Pram dalam buku ini adalah sosok yang dimenangkan dengan pencapaian tertentu untuk sastra di dunia internasional dan revisi terhadap biografi politik. Kemenangan Pram dari kekalahan-kekalahan tentu memberi konklusi atas optimisme dan pembuktian kebenaran atau keadilan dalam konteks sejarah kekuasaan dan kesusastraan. Perkara kemenangan itu berbeda dengan pandangan Ignas Kleden (1999) mengenai biografi Pram dan tokoh-tokoh dalam teks sastra Pram: “Tokoh-tokoh Pramoedya memang kalah dilanda sejarahnya, tapi sekaligus juga sanggup mengalahkan kekalahannya sendiri dengan mengatasi baik ketakutan maupun kesombongan untuk tidak menang.” Penilaian dari Ignas Kelden itu sopan ketimbang perspektif August Hans den Boef dan Kees Snoek.

Kehadiran buku Saya ingin Lihat Semua Ini Berakhir memberi kontribusi untuk kepustakaan mengenai Pram. Buku ini mengandung harapan untuk bisa memberikan perspektif yang tendensius terhadap Pram tapi kurang kritis dan argumentatif. Harapan dari penulis dalam buku ini padahal mirip dengan pengakuan Pram: “Saya berharap bahwa pembaca-pembaca di Indonesia, setelah membaca buku saya, merasa berani, merasa dikuatkan. Dan kalau ini terjadi, saya menganggap tulisan saya berhasil. Itu adalah suatu kehormatan bagi seorang pengarang, terutama bagi saya. Lebih berani. Berani. Lebih berani”.

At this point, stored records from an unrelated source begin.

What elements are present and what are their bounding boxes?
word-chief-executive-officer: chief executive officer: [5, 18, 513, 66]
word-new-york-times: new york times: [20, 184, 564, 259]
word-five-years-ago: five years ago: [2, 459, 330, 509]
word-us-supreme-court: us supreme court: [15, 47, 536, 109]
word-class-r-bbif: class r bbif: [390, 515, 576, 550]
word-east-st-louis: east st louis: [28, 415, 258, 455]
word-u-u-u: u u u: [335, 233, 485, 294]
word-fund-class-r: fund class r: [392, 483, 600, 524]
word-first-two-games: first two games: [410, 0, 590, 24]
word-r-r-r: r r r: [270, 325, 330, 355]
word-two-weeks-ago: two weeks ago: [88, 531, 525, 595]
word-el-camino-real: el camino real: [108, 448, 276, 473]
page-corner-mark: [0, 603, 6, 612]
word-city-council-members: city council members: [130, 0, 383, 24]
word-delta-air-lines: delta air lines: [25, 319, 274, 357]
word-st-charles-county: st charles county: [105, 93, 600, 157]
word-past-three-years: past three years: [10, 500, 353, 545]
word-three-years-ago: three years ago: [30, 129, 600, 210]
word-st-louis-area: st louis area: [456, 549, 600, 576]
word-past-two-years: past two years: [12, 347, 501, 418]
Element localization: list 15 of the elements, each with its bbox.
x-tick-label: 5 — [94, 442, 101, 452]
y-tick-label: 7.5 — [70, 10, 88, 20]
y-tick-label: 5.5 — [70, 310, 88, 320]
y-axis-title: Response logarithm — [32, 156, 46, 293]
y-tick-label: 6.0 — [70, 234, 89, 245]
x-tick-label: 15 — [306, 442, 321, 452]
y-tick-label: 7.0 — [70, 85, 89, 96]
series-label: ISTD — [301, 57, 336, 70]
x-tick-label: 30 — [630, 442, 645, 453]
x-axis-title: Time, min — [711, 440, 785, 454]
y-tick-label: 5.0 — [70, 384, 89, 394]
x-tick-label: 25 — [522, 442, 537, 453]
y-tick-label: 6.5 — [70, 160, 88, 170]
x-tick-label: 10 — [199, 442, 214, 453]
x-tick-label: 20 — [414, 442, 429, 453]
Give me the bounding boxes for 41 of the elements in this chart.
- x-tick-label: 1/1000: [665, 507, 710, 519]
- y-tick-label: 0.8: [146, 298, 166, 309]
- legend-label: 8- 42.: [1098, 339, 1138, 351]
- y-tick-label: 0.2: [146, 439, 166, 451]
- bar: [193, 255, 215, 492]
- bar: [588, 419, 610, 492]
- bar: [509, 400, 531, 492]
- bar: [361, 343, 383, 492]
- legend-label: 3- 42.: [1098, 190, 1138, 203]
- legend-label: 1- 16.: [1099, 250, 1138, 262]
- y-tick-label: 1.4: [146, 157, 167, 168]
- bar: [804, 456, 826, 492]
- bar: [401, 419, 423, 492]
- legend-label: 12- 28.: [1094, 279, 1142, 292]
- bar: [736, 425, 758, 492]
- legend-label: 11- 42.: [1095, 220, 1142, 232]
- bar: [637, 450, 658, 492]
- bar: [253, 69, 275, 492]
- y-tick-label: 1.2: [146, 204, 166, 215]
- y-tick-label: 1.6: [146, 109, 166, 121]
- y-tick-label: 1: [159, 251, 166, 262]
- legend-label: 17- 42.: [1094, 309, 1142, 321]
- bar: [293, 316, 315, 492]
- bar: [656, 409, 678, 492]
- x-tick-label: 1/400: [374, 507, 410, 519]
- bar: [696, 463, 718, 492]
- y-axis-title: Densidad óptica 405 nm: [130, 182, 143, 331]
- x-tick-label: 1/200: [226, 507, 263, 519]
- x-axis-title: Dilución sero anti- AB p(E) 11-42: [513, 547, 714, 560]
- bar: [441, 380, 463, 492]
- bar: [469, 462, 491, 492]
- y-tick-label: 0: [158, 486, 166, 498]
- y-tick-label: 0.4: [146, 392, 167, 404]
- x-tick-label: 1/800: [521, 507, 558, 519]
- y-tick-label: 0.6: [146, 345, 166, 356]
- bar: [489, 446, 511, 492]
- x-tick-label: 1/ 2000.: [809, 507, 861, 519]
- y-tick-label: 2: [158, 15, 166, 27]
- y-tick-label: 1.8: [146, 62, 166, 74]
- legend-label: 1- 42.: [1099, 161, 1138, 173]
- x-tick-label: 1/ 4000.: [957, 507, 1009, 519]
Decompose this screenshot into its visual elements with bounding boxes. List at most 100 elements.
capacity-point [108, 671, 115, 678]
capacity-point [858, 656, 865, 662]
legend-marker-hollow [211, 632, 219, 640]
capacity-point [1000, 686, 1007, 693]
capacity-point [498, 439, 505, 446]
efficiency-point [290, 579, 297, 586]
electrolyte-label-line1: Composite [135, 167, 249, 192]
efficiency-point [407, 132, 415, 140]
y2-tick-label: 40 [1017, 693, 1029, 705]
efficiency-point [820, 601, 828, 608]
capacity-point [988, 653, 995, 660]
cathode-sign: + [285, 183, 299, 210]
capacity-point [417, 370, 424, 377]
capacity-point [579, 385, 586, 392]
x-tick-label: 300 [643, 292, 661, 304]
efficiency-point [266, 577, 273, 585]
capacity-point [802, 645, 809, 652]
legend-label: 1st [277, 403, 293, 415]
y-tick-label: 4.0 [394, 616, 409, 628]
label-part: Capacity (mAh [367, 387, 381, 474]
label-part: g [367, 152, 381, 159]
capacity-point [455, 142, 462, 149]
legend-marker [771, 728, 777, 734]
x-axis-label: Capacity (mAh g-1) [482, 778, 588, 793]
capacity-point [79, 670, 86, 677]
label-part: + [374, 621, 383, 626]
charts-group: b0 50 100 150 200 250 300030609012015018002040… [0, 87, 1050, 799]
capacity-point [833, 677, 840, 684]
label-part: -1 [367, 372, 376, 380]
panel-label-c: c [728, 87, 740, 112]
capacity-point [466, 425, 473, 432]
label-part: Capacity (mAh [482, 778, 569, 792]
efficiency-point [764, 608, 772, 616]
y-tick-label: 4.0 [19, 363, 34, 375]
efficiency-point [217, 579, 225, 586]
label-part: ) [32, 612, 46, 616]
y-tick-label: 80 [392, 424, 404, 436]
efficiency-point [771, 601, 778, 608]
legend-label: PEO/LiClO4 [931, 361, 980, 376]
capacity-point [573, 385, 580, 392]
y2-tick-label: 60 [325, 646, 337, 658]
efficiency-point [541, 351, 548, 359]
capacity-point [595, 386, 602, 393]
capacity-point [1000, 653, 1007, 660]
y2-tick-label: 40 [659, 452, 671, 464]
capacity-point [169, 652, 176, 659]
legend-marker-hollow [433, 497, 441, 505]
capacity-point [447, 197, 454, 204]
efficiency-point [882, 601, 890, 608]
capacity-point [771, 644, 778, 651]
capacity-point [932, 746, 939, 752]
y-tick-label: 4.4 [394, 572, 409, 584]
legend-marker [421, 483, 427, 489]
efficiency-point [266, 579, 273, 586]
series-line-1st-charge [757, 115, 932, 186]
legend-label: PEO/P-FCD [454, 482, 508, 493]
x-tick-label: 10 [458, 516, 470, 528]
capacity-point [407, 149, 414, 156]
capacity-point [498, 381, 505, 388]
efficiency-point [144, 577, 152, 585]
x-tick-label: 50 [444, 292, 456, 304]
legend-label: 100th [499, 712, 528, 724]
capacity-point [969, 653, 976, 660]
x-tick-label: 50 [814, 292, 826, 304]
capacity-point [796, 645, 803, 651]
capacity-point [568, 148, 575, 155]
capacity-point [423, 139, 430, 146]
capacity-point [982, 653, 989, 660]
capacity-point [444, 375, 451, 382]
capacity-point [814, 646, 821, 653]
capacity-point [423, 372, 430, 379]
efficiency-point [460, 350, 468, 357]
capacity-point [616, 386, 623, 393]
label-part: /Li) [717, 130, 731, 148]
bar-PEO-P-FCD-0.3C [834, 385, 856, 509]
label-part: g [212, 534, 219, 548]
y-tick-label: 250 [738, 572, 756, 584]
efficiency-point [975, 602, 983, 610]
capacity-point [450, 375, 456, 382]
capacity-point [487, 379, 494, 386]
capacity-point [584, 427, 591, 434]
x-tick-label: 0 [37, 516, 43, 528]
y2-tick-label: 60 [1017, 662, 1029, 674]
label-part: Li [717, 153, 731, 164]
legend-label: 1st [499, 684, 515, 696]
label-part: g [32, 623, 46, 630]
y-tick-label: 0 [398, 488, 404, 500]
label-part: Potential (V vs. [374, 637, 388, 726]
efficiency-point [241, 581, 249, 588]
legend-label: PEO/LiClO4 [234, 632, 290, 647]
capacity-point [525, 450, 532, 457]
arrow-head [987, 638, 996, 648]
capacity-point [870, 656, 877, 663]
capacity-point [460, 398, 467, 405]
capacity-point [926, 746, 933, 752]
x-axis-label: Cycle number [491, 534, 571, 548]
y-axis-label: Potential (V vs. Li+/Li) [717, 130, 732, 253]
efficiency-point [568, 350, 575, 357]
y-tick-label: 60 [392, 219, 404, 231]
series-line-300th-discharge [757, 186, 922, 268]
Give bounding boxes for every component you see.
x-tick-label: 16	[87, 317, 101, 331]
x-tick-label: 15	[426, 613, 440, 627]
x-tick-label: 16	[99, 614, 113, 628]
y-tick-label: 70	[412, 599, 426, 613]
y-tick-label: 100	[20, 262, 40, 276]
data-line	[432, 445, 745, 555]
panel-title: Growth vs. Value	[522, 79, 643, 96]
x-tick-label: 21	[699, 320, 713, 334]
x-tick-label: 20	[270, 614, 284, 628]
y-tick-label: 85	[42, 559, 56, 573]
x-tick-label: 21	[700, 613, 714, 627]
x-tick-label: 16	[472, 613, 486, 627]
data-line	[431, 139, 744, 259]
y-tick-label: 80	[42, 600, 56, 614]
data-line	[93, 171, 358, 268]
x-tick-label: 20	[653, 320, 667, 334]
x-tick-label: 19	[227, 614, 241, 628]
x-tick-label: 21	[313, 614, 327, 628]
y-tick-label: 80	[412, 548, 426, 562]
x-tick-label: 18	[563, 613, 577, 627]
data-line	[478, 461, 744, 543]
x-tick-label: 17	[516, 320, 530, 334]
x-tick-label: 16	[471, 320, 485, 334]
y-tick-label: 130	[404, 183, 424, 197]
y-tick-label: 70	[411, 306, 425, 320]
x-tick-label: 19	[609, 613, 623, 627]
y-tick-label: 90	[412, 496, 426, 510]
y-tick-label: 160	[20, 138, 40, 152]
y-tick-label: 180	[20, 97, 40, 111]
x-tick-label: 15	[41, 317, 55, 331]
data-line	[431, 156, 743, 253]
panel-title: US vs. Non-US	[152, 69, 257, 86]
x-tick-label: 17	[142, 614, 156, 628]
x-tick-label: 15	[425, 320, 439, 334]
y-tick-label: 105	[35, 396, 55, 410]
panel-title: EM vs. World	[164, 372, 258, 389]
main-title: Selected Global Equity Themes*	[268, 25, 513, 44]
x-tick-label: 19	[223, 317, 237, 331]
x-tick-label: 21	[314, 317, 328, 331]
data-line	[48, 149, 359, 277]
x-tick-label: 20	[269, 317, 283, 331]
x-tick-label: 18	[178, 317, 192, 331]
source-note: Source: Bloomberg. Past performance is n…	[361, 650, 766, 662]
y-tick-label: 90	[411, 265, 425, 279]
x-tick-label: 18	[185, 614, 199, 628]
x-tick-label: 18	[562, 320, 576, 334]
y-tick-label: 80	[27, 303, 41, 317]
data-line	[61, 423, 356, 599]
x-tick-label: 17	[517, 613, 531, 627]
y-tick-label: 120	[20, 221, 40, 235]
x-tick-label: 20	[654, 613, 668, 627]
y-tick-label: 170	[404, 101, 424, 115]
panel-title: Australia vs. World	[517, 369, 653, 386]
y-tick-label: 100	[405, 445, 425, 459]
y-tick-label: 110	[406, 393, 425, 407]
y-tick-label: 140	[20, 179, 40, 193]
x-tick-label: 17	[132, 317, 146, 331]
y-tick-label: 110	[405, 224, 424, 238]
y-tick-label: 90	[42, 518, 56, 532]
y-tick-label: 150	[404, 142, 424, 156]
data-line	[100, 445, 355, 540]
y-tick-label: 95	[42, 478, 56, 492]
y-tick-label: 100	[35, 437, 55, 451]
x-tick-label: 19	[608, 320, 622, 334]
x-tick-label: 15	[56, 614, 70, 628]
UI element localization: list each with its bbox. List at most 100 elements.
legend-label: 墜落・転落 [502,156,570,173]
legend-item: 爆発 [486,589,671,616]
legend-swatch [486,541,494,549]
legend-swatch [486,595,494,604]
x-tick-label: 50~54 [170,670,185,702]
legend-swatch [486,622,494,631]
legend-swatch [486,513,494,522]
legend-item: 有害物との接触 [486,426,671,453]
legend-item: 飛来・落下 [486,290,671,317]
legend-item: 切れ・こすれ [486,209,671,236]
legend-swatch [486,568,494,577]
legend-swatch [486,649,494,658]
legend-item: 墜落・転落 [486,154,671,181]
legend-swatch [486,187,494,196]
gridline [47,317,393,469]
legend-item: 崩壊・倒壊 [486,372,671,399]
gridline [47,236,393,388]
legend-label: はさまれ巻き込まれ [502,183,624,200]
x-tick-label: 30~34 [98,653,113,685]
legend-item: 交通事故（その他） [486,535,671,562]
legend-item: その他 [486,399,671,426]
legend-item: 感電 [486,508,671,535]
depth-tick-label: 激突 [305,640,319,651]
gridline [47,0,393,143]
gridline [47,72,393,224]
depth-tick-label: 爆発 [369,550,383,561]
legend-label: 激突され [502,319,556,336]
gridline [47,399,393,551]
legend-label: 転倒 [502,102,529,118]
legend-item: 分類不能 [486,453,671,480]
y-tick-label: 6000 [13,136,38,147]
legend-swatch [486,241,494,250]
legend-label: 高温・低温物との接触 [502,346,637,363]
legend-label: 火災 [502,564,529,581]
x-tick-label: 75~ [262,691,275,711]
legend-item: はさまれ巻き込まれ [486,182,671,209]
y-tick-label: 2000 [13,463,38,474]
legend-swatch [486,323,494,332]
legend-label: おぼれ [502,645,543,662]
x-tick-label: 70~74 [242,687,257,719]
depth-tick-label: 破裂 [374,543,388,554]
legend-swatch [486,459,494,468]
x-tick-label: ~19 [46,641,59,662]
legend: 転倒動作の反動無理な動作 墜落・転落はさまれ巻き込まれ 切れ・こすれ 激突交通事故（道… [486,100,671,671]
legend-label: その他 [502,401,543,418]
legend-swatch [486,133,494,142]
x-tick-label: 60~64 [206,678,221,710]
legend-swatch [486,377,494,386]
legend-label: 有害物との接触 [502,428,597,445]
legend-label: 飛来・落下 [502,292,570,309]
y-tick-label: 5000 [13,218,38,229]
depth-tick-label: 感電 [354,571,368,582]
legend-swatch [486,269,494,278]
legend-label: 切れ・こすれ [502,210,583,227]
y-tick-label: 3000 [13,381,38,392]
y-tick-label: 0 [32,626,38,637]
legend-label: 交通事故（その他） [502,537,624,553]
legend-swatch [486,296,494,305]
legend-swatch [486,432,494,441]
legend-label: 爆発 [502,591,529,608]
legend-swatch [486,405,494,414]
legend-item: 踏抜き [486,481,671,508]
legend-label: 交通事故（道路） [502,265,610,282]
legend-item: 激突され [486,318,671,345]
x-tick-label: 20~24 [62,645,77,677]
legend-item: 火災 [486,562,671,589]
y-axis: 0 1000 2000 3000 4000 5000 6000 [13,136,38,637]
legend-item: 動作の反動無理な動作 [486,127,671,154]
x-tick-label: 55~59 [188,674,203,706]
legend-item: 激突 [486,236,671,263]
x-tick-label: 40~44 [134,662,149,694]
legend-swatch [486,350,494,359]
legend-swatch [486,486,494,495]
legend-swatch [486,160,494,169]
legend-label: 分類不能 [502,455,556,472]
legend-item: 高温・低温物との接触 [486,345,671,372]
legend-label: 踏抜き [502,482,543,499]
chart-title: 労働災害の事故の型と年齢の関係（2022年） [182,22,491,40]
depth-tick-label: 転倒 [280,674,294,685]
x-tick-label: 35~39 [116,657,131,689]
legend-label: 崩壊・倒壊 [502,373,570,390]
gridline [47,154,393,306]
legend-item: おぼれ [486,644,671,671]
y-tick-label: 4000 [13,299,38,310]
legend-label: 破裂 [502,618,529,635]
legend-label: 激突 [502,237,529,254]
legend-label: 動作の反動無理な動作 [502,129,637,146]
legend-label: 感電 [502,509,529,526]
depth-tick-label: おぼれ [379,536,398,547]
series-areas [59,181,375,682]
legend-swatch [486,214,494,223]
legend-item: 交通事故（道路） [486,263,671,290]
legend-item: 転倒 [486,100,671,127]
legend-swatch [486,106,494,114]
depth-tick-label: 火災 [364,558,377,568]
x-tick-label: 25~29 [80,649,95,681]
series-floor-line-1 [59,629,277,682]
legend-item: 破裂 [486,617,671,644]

Membaca Pramoedya Ananta Toer adalah membaca pokok dan tokoh yang tak sepi dari kontroversi dan polemik. Goenawan Mohamad (2005) bahkan menyebut Pram sebaga “penantang abadi”. Pramoedya Ananta Toer adalah simbol perbenturan dan pertautan antara ide dan kekuasaan. Selamat membaca dan menilai dengan sekian perspektif dan kritik. Begitu.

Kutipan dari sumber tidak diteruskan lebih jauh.